Aid agencies ready to enter Syria's Homs
Aid agencies scrambled to get relief convoys into the Syrian city of Homs on Friday after regime forces overran its Baba Amr neighbourhood ending a nearly four-week pounding.
More than 20,000 civilians are believed to have been trapped in the district through the prolonged bombardment with a lone doctor reported to be tending to the scores of casualties in a single makeshift clinic.
As rebel fighters pulled out on Thursday in the face of the regime's overwhelmingly superior firepower, the opposition Syrian National Council (SNC) warned of "barbaric" reprisals against the neighbourhood's residents.
The UN Security Council called on Syria to allow "immediate" humanitarian access to protest cities in a statement backed by Russia and China, who had vetoed two resolutions on the conflict last October and again in February.

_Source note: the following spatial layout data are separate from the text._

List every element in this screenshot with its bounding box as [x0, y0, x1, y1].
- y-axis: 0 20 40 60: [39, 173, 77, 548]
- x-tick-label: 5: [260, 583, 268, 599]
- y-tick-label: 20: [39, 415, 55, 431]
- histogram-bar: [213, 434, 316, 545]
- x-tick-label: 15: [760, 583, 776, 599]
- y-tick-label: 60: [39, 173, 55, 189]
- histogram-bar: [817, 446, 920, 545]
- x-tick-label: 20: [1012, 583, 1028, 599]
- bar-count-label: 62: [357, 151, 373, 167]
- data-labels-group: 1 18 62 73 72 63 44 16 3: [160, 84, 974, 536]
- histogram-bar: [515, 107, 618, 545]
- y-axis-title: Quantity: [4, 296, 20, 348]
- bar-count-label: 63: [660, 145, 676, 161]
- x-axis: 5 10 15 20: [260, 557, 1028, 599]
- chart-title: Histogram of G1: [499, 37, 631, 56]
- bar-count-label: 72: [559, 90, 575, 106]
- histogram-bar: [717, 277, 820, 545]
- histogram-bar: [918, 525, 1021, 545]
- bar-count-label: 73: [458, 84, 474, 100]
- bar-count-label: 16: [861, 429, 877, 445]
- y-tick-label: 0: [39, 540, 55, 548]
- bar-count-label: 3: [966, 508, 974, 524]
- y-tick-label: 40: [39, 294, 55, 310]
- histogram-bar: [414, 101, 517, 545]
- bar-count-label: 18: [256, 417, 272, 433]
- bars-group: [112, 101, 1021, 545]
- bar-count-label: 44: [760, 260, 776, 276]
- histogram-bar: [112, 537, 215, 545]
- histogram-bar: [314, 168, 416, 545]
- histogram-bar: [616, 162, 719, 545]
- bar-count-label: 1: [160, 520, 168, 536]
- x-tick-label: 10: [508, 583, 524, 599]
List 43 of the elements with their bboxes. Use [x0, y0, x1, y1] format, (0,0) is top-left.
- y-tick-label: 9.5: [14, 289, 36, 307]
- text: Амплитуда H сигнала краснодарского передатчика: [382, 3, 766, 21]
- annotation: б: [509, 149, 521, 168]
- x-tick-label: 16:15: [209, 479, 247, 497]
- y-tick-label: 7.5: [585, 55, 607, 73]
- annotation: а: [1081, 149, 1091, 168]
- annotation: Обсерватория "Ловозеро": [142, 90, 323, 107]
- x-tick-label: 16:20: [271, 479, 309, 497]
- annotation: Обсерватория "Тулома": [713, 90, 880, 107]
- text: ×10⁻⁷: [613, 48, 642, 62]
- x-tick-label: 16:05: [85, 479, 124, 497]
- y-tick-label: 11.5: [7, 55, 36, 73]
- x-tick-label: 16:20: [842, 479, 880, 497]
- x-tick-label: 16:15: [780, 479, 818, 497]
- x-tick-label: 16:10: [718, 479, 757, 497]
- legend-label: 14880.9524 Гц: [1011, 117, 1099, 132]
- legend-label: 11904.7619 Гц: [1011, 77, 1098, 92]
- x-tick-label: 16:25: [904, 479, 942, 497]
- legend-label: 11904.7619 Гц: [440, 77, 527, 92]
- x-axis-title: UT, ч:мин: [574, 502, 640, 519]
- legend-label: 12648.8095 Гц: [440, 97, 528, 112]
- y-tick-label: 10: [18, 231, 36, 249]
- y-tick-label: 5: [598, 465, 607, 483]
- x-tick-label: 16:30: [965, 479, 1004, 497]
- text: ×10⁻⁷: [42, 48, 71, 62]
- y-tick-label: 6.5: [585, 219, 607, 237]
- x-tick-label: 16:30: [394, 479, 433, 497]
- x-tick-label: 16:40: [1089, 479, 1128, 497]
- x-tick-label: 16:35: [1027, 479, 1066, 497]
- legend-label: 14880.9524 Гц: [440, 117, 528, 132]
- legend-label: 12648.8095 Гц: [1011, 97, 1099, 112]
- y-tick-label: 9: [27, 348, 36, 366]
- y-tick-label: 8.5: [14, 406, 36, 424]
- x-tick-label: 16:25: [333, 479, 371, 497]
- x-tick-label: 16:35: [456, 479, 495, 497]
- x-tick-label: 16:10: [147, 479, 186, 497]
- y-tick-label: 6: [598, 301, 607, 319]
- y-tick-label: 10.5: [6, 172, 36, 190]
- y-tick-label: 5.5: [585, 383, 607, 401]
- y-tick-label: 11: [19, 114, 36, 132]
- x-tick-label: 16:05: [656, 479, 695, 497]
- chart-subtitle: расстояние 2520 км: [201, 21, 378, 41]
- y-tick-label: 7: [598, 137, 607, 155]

The International Committee of the Red Cross and the Syrian Arab Red Crescent were preparing to send in a relief convoy to the battered Homs neighbourhood, an ICRC spokesman said.
The rebels said they had pulled out "tactically" from Baba Amr on Thursday, the second day of an all-out ground assault by the feared Fourth Armoured Division led by President Bashar al-Assad's younger brother Maher.
The storming of the rebel bastion began early Wednesday, following 27 straight days of relentless shelling which has made the neighbourhood an icon of the more than 11-month uprising against Assad's regime.